Cet engagement pour un monde d’équité ne se manifeste pas seulement au niveau du contenu, mais également au niveau de la forme même de l’exposition. Tillmans, qui met en espace ses propres expositions, est très attentif à éviter ce qu’il appelle « le langage de l’importance », cette tendance qui veut qu’une photo prenne continuellement plus d’espace, soit plus visible dans toutes les expositions parce qu’elle aurait plus de valeur. Il contourne toute hiérarchie dans la présentation de l’exposition en adaptant perpétuellement les formats de chaque photo, leurs assemblages et leurs techniques d’accrochage.

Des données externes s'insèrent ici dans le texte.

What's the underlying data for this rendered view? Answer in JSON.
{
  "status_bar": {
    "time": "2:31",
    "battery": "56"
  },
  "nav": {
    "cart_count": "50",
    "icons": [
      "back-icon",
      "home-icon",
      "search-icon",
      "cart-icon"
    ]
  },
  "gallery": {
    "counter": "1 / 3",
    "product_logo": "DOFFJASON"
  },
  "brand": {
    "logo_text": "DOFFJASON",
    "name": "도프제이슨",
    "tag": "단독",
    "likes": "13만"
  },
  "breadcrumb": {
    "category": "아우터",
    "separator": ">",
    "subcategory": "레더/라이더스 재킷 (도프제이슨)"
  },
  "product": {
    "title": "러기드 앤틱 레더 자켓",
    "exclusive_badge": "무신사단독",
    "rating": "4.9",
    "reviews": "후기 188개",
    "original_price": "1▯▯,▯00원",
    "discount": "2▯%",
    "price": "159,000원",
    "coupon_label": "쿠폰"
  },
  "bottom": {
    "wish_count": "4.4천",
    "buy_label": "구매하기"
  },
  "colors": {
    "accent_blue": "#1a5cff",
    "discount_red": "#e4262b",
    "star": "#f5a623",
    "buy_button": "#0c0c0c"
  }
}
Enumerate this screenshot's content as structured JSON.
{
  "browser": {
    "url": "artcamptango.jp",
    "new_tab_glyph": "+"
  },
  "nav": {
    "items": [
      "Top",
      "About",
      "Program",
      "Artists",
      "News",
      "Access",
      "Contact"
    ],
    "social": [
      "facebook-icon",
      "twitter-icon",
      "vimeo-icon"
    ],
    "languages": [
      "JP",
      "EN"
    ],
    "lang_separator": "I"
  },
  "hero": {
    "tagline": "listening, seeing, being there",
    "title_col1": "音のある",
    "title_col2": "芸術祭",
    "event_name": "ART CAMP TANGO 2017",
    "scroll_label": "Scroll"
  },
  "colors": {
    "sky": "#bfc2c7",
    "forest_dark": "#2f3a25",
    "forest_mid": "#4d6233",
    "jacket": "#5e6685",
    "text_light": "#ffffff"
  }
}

Comme la tour de l’Échangeur nous le rappelle, Kinshasa est une ville de pouvoir et de démonstration de force. Comment sous cette tour peut se créer une rencontre équitable et respectueuse entre le travail d’un artiste et un public qui n’a pas forcément l’habitude de ce genre d’exposition photo ? Comment créer un dispositif de médiation qui permette de la lire au-delà des codes de l’art contemporain et de l’histoire de la photographie ? Comment la regarder non pas comme une exposition allemande au Congo, mais comme une expérience humaine ? Comment la voir comme une immersion dans le quotidien plutôt que comme une célébration triomphante du monde l’art ?

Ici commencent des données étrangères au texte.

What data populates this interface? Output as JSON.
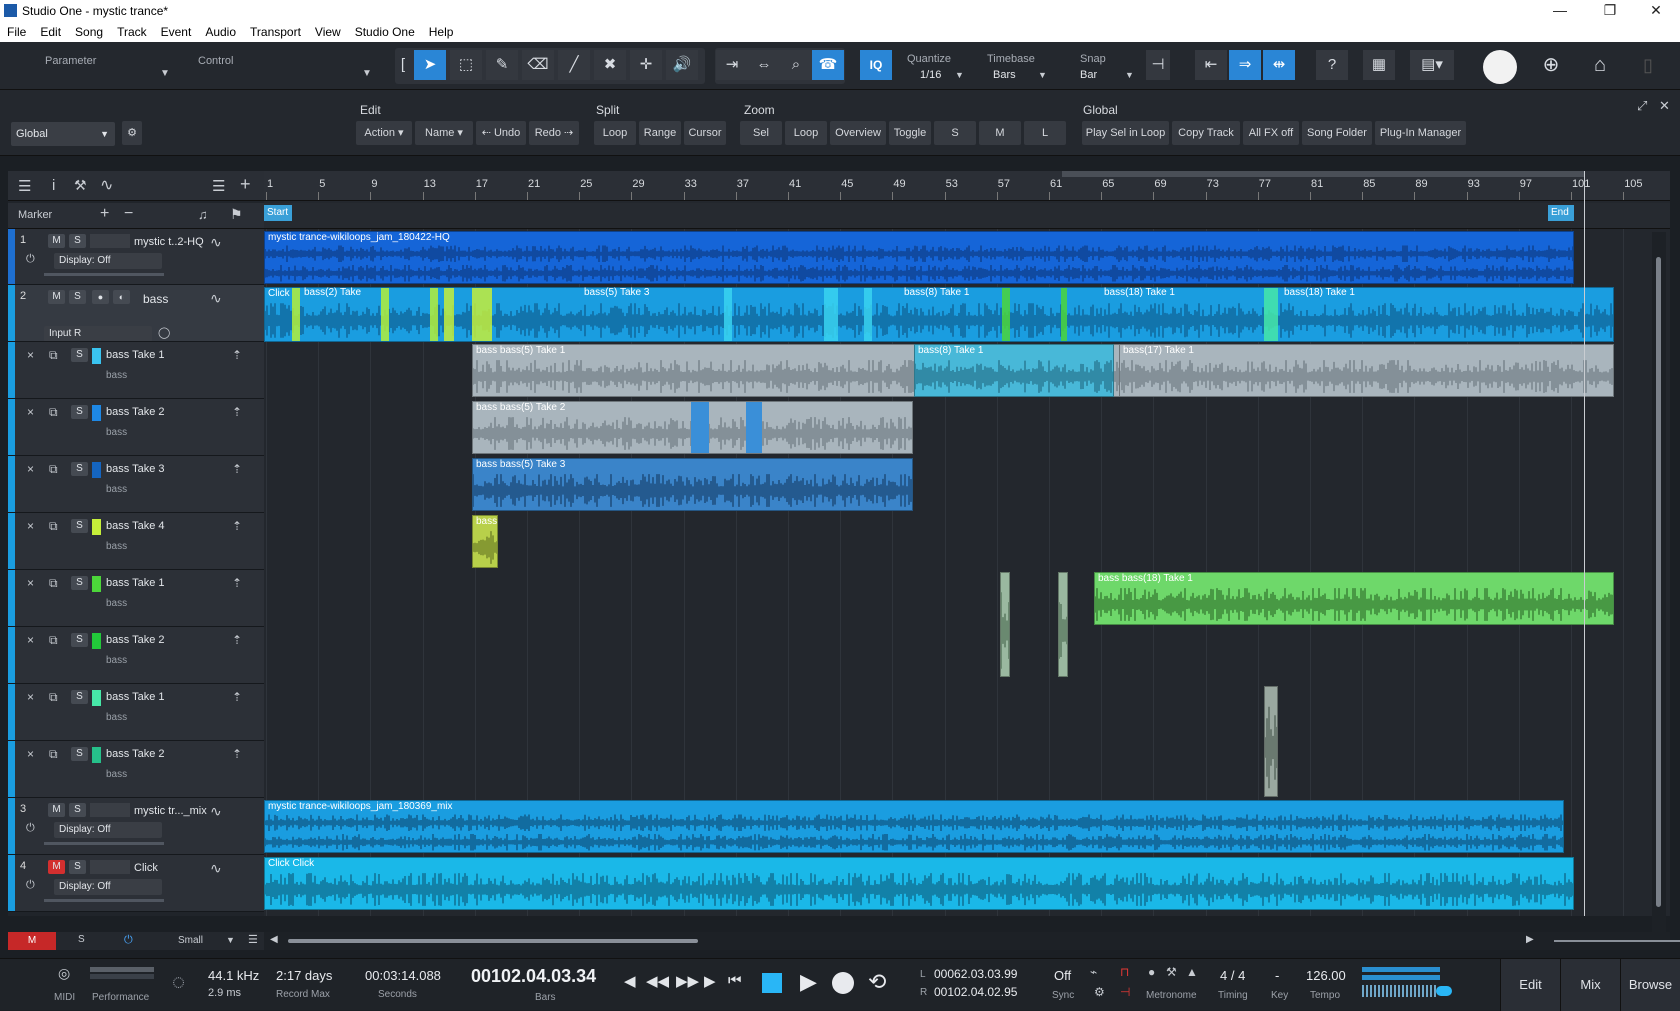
{
  "window": {
    "title": "Studio One - mystic trance*"
  },
  "menu": [
    "File",
    "Edit",
    "Song",
    "Track",
    "Event",
    "Audio",
    "Transport",
    "View",
    "Studio One",
    "Help"
  ],
  "toolbar": {
    "parameter_label": "Parameter",
    "control_label": "Control",
    "quantize": {
      "label": "Quantize",
      "value": "1/16"
    },
    "timebase": {
      "label": "Timebase",
      "value": "Bars"
    },
    "snap": {
      "label": "Snap",
      "value": "Bar"
    },
    "iq_label": "IQ",
    "help_label": "?"
  },
  "subbar": {
    "scope": "Global",
    "edit": {
      "label": "Edit",
      "action": "Action",
      "name": "Name",
      "undo": "Undo",
      "redo": "Redo"
    },
    "split": {
      "label": "Split",
      "loop": "Loop",
      "range": "Range",
      "cursor": "Cursor"
    },
    "zoom": {
      "label": "Zoom",
      "sel": "Sel",
      "loop": "Loop",
      "overview": "Overview",
      "toggle": "Toggle",
      "s": "S",
      "m": "M",
      "l": "L"
    },
    "global": {
      "label": "Global",
      "play_sel_loop": "Play Sel in Loop",
      "copy_track": "Copy Track",
      "all_fx_off": "All FX off",
      "song_folder": "Song Folder",
      "plugin_manager": "Plug-In Manager"
    }
  },
  "ruler": {
    "ticks": [
      "1",
      "5",
      "9",
      "13",
      "17",
      "21",
      "25",
      "29",
      "33",
      "37",
      "41",
      "45",
      "49",
      "53",
      "57",
      "61",
      "65",
      "69",
      "73",
      "77",
      "81",
      "85",
      "89",
      "93",
      "97",
      "101",
      "105"
    ],
    "start": "Start",
    "end": "End"
  },
  "marker_label": "Marker",
  "tracks": [
    {
      "num": "1",
      "m": "M",
      "s": "S",
      "name": "mystic t..2-HQ",
      "display": "Display: Off"
    },
    {
      "num": "2",
      "m": "M",
      "s": "S",
      "name": "bass",
      "input": "Input R"
    },
    {
      "x": "×",
      "s": "S",
      "name": "bass Take 1",
      "sub": "bass",
      "color": "#3ac4f0"
    },
    {
      "x": "×",
      "s": "S",
      "name": "bass Take 2",
      "sub": "bass",
      "color": "#1e88e5"
    },
    {
      "x": "×",
      "s": "S",
      "name": "bass Take 3",
      "sub": "bass",
      "color": "#1565c0"
    },
    {
      "x": "×",
      "s": "S",
      "name": "bass Take 4",
      "sub": "bass",
      "color": "#c6ef3a"
    },
    {
      "x": "×",
      "s": "S",
      "name": "bass Take 1",
      "sub": "bass",
      "color": "#4cd63a"
    },
    {
      "x": "×",
      "s": "S",
      "name": "bass Take 2",
      "sub": "bass",
      "color": "#22c93a"
    },
    {
      "x": "×",
      "s": "S",
      "name": "bass Take 1",
      "sub": "bass",
      "color": "#47e8a8"
    },
    {
      "x": "×",
      "s": "S",
      "name": "bass Take 2",
      "sub": "bass",
      "color": "#26c08a"
    },
    {
      "num": "3",
      "m": "M",
      "s": "S",
      "name": "mystic tr..._mix",
      "display": "Display: Off"
    },
    {
      "num": "4",
      "m": "M",
      "s": "S",
      "name": "Click",
      "display": "Display: Off"
    }
  ],
  "events": {
    "t1": "mystic trance-wikiloops_jam_180422-HQ",
    "t2a": "Click",
    "t2b": "bass(2) Take",
    "t2c": "bass(5) Take 3",
    "t2d": "bass(8) Take 1",
    "t2e": "bass(18) Take 1",
    "t2f": "bass(18) Take 1",
    "tk1a": "bass  bass(5) Take 1",
    "tk1b": "bass(8) Take 1",
    "tk1c": "bass(17) Take 1",
    "tk2": "bass  bass(5) Take 2",
    "tk3": "bass  bass(5) Take 3",
    "tk4": "bass",
    "tk5": "bass  bass(18) Take 1",
    "t3": "mystic trance-wikiloops_jam_180369_mix",
    "t4": "Click  Click"
  },
  "bottom_left": {
    "m": "M",
    "s": "S",
    "size": "Small"
  },
  "transport": {
    "midi": "MIDI",
    "performance": "Performance",
    "sample_rate": "44.1 kHz",
    "latency": "2.9 ms",
    "record_max": "2:17 days",
    "record_max_label": "Record Max",
    "seconds": "00:03:14.088",
    "seconds_label": "Seconds",
    "bars": "00102.04.03.34",
    "bars_label": "Bars",
    "loop_l_label": "L",
    "loop_l": "00062.03.03.99",
    "loop_r_label": "R",
    "loop_r": "00102.04.02.95",
    "sync": "Off",
    "sync_label": "Sync",
    "metronome_label": "Metronome",
    "timing": "4 / 4",
    "timing_label": "Timing",
    "key": "-",
    "key_label": "Key",
    "tempo": "126.00",
    "tempo_label": "Tempo",
    "edit": "Edit",
    "mix": "Mix",
    "browse": "Browse"
  }
}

Je n’ai pas de réponse pragmatique à ces questions, mais j’aime à penser que le public qui entre dans cette exposition pourrait avoir le sentiment d’être chez lui, et de voir son quotidien amplifié et sublimé. Que l’hospitalité du lieu pourrait puiser dans l’expérience d’un lieu alternatif comme Between Bridges, le lieu que Tillmans a créé à l’entrée de son studio à Londres, puis à Berlin, tout en étant aussi précis et soigné que la Tate Modern. Et si l’exposition ne paraît pas assez africaine, beaucoup trop européenne, ou mettant exagérément l’accent sur telle ou telle autre différence, qu’elle apprenne alors à faire une autre anthropologie de soi-même plutôt que celle des autres : pour paraphraser à nouveau Perec, faire une anthropologie « endotique » en lieu et place des quêtes « exotiques ».

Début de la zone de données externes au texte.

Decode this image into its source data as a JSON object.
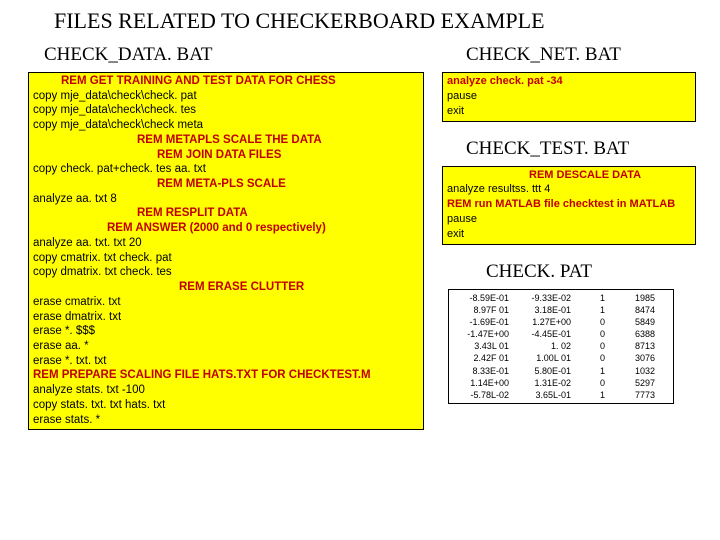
{
  "title": "FILES RELATED TO CHECKERBOARD EXAMPLE",
  "left": {
    "title": "CHECK_DATA. BAT",
    "lines": [
      {
        "text": "REM GET TRAINING AND TEST DATA FOR CHESS",
        "rem": true,
        "cls": "ind1"
      },
      {
        "text": "copy mje_data\\check\\check. pat"
      },
      {
        "text": "copy mje_data\\check\\check. tes"
      },
      {
        "text": "copy mje_data\\check\\check meta"
      },
      {
        "text": "REM METAPLS SCALE THE DATA",
        "rem": true,
        "cls": "ind2"
      },
      {
        "text": "REM JOIN DATA FILES",
        "rem": true,
        "cls": "ind3"
      },
      {
        "text": "copy check. pat+check. tes aa. txt"
      },
      {
        "text": "REM META-PLS SCALE",
        "rem": true,
        "cls": "ind3"
      },
      {
        "text": "analyze aa. txt 8"
      },
      {
        "text": "REM RESPLIT DATA",
        "rem": true,
        "cls": "ind2"
      },
      {
        "text": "REM ANSWER (2000 and 0 respectively)",
        "rem": true,
        "cls": "ind4"
      },
      {
        "text": "analyze aa. txt. txt 20"
      },
      {
        "text": "copy cmatrix. txt check. pat"
      },
      {
        "text": "copy dmatrix. txt check. tes"
      },
      {
        "text": "REM ERASE CLUTTER",
        "rem": true,
        "cls": "ind5"
      },
      {
        "text": "erase cmatrix. txt"
      },
      {
        "text": "erase dmatrix. txt"
      },
      {
        "text": "erase *. $$$"
      },
      {
        "text": "erase aa. *"
      },
      {
        "text": "erase *. txt. txt"
      },
      {
        "text": "REM PREPARE SCALING FILE HATS.TXT FOR CHECKTEST.M",
        "rem": true
      },
      {
        "text": "analyze stats. txt -100"
      },
      {
        "text": "copy stats. txt. txt hats. txt"
      },
      {
        "text": "erase stats. *"
      }
    ]
  },
  "net": {
    "title": "CHECK_NET. BAT",
    "lines": [
      {
        "text": " analyze check. pat -34",
        "rem": true
      },
      {
        "text": "pause"
      },
      {
        "text": "exit"
      }
    ]
  },
  "test": {
    "title": "CHECK_TEST. BAT",
    "lines": [
      {
        "text": "REM DESCALE DATA",
        "rem": true,
        "cls": "ind7"
      },
      {
        "text": "analyze resultss. ttt  4"
      },
      {
        "text": "REM run MATLAB file checktest in MATLAB",
        "rem": true
      },
      {
        "text": "pause"
      },
      {
        "text": "exit"
      }
    ]
  },
  "pat": {
    "title": "CHECK. PAT",
    "rows": [
      {
        "c1": "-8.59E-01",
        "c2": "-9.33E-02",
        "c3": "1",
        "c4": "1985"
      },
      {
        "c1": "8.97F 01",
        "c2": "3.18E-01",
        "c3": "1",
        "c4": "8474"
      },
      {
        "c1": "-1.69E-01",
        "c2": "1.27E+00",
        "c3": "0",
        "c4": "5849"
      },
      {
        "c1": "-1.47E+00",
        "c2": "-4.45E-01",
        "c3": "0",
        "c4": "6388"
      },
      {
        "c1": "3.43L 01",
        "c2": "1. 02",
        "c3": "0",
        "c4": "8713"
      },
      {
        "c1": "2.42F 01",
        "c2": "1.00L 01",
        "c3": "0",
        "c4": "3076"
      },
      {
        "c1": "8.33E-01",
        "c2": "5.80E-01",
        "c3": "1",
        "c4": "1032"
      },
      {
        "c1": "1.14E+00",
        "c2": "1.31E-02",
        "c3": "0",
        "c4": "5297"
      },
      {
        "c1": "-5.78L-02",
        "c2": "3.65L-01",
        "c3": "1",
        "c4": "7773"
      }
    ]
  }
}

* La chanson en lingala qui parle d’une séparation est complètement modifiée pour expliquer les duels entre les musiciens kinois. L’expression « ko batela » (garder), par exemple, se transforme en « battle » (bataille). Rien ne laisse penser à une erreur intentionnelle.
** Il faut néanmoins noter les échanges internationaux, qui parfois donnent lieu à des expositions, la plupart du temps menés par des initiatives indépendantes ou les institutions de coopération.
*** Georges Perec, « Approches de quoi ? », dans L’Infra-ordinaire, Seuil, Paris, 1989, p. 10-11.